Covid-19 salgını, birçok ülke gibi Ermenistan’da da halk sağlığını tehdit eden bir tehlike olarak gündemin ön sıralarında. Orada da kamu imkânları tıpkı ABD, Fransa, İngiltere, İtalya veya Türkiye gibi, oluşan ani ihtiyacı karşılama konusunda yetersiz. Üstelik orada da ‘bize bir şey olmaz’ ahmaklığına düşenler var. Özellikle yaşlılar arasında, maske takmanın erkekliğine halel getireceğine inanan, yaşadığı dört ayrı girişi, her girişte de 60 dairesi olan apartmanın avlusunda olmanın sokağa çıkma anlamına gelmediğini düşünen, ‘Biz temiz milletiz, virüs bize bulaşmaz’ diyebilen insanların bulunduğu bir ülke Ermenistan. Yani şişirilmiş bir özgüven konusunda ortalama Türkiye insanından fazlası var eksiği yok Ermenistan’ın. Aradaki en önemli fark, Ermenistan’da pandemi belası ile baş ederken halkın sağlığını önceleyen bir iktidarın varlığı. Malum, bizde öncelik parti çıkarı üzerine kurulu. O yüzden de rakip olarak görülen diğer partilerin halka yönelik yardım girişimleri rol çalma çabası olarak değerlendirilip engellenebiliyor.

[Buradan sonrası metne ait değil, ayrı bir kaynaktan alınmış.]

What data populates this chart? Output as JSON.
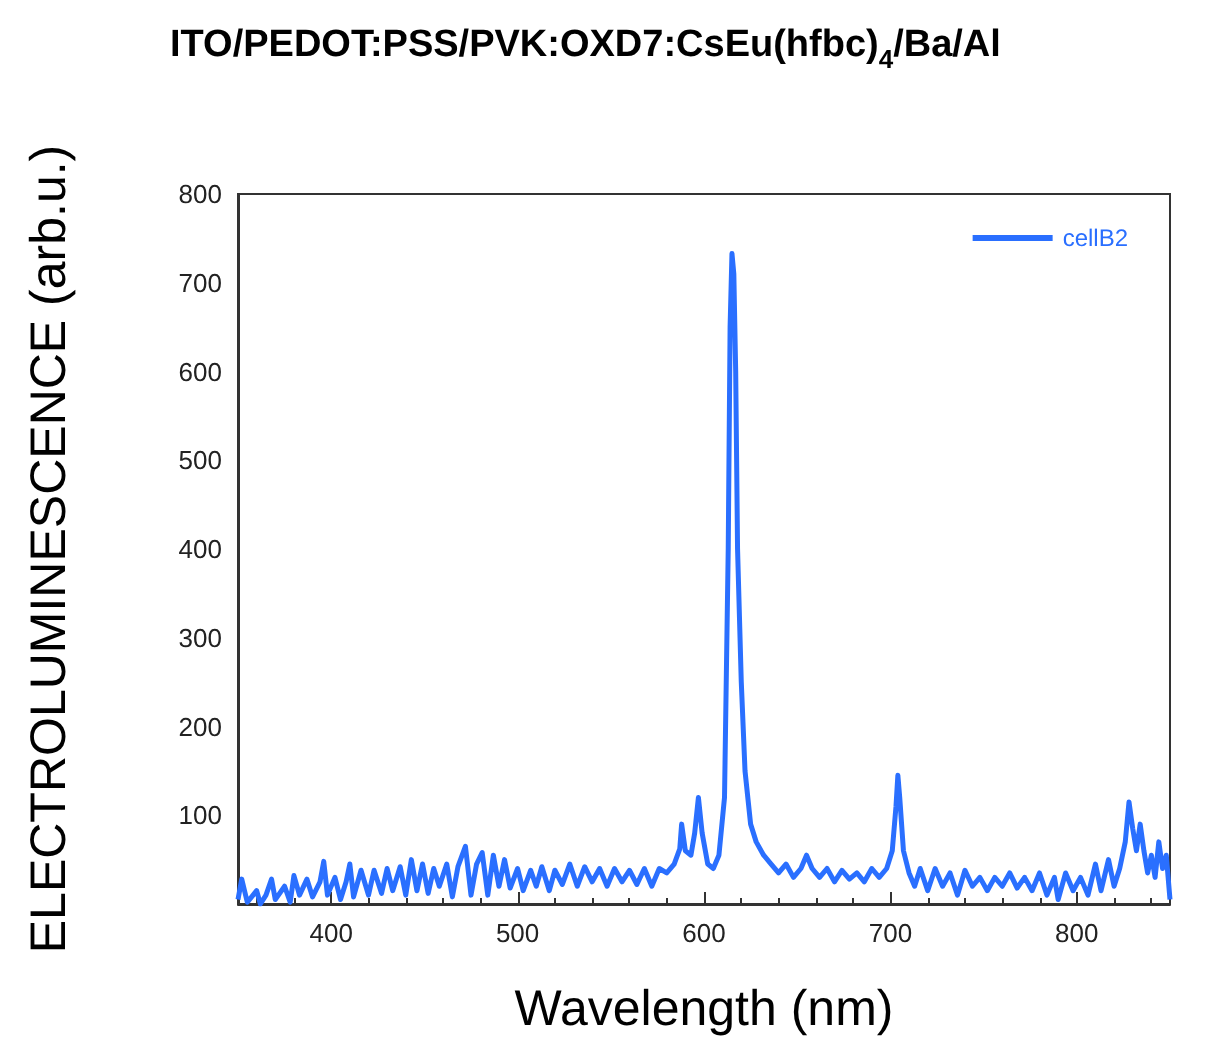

Dahası, dünyanın farklı ülkelerinden Ermenistan’a tıbbi malzeme yardımları yapılıyor. Bunlar arasında Çin Halk Cumhuriyeti’nin yardımı, kolilerin üzerindeki mesajla hem Ermenistan’da, hem de Türkiye’de ayrıca ilgi çekti. Çinliler “Dostluğumuz Ararat dağından daha yüksek, Yang-çe nehrinden daha uzundur” yazmışlar kolilerin üzerine.
Çin’den Ermenistan’a yönelik bu sıcak mesaj, Türkiye’de iktidar borazanının en zırt sesini çıkaran deliği olarak bilinen ‘a-Haber’e dert olmuş. Bu ibarenin yapılan yardıma gölge düşürdüğünü söylüyorlar. Esas dertleri ise Ermenilerin Ararat’ı sahiplenmeleri. Sıradan Türkiye insanı için hiçbir manevi değeri olmayan bu dağ kütlesi, bulunduğu siyasi sınırlardan bağımsız olarak Ermeniler için ulusal bir simge. Bu gerçekliği tartışma konusu etmek de kimsenin harcı değil.